Engywook thanks for checking it out. I really don’t want to set a fixed size to all blockquotes on my site, though. Or really at all, especially since the rest of the sizing is done relative it could make the display look messed up somewhere else. I don’t think it’s an unclosed tag or anything like that, I think it’s just maybe an uneven number of div tags or something? Like one is nested inside an additional set from the other? The problem is I can’t find where that is happening.
I’m not gonna freak out and die if I can’t fix it or anything–I mean it’s been doing this for a year and a half since I redesigned the layout to the current one, and I’m not sure anyone but me really notices. Heh.
Does that help? You should totally get that plugin for Firefox. Even if you don’t use Firefox as your regular browser, it’s mighty helpful.
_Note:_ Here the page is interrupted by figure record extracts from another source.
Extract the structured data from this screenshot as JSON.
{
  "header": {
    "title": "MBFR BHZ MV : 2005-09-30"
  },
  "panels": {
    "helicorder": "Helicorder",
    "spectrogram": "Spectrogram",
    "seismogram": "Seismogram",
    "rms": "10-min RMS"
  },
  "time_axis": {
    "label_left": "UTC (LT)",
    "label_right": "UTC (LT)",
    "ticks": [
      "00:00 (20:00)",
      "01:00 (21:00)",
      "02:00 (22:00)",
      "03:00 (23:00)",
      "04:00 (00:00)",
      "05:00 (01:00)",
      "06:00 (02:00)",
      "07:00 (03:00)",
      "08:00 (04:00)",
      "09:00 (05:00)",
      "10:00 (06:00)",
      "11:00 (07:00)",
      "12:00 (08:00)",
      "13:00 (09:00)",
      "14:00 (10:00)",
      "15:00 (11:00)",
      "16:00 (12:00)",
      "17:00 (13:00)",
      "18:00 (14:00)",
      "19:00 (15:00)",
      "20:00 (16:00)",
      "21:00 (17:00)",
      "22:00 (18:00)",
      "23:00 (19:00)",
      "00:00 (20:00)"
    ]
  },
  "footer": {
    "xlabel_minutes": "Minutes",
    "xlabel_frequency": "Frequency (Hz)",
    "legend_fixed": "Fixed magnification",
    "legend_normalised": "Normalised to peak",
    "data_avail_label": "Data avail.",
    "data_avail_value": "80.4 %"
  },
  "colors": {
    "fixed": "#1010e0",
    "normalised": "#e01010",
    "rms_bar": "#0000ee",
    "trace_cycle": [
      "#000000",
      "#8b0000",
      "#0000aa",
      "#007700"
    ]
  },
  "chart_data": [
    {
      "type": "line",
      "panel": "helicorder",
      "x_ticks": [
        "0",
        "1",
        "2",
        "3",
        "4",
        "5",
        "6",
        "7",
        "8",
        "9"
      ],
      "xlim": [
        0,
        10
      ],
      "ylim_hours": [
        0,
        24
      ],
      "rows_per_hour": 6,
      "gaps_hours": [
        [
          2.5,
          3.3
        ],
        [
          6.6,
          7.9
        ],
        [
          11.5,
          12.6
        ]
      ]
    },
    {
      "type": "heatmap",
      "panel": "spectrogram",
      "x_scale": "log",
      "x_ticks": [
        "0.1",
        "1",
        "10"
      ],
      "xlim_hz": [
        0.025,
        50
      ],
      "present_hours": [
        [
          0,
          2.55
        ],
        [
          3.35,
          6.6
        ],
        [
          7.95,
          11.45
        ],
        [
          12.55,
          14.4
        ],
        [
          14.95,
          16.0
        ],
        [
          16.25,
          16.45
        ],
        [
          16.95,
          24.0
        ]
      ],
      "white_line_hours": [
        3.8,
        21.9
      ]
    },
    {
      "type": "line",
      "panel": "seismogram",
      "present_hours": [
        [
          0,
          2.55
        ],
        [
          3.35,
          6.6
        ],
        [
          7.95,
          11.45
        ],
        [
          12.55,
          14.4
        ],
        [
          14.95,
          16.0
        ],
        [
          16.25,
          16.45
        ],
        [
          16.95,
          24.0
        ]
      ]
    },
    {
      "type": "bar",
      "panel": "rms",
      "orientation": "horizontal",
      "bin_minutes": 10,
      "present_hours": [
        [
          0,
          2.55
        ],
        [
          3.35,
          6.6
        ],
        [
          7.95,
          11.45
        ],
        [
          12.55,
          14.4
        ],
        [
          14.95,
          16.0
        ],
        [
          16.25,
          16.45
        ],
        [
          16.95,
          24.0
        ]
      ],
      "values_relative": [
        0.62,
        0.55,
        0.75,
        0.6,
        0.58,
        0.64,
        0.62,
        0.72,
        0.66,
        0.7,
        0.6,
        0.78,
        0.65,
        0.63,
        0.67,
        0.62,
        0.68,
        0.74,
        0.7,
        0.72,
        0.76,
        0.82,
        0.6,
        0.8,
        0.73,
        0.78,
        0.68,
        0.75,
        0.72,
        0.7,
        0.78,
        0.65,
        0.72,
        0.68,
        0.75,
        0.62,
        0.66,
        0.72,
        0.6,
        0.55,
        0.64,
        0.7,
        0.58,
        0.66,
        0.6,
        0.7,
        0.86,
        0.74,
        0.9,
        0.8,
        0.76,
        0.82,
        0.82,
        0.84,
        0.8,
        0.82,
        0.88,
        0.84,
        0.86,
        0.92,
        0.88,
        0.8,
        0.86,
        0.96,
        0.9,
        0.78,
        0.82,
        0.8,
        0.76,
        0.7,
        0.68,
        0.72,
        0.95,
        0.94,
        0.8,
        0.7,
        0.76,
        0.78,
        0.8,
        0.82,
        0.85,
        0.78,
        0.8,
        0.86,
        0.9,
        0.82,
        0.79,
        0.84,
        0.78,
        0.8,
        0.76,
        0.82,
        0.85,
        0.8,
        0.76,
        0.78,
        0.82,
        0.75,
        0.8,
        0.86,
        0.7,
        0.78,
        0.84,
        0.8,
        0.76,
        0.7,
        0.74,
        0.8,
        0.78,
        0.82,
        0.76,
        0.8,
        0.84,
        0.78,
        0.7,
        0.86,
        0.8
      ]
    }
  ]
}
I found that info by going to the CSS Menu, then “View Style Information.”
I just had to style a MySpace page for someone, and used this plug-in to help locate some of the worst of the offending code and fix it up.
Unfortunately even this powerfully useful tool could not defeat the miasmic cacophony that is MySpace’s shithouse HTML. Some of the text was completely beyond reach, and here’s why: class=““btext”” - they double-double-quoted, the morons.
I hard-coded the p tag into the right column’s template form and it seems to be working.
Thanks everyone, and tomorrow when I’m not drag-ass tired I will play with those plugins!!
Maybe MySpace is planning on releasing their own browser, in an effort to take over the world (the courts say it worked for Microsoft). In this browser, double-double quotes will be the standard. When you use this browser every MySpace page will look absolutely beautiful instead of the horrendously fucked-up mishmash they currently are.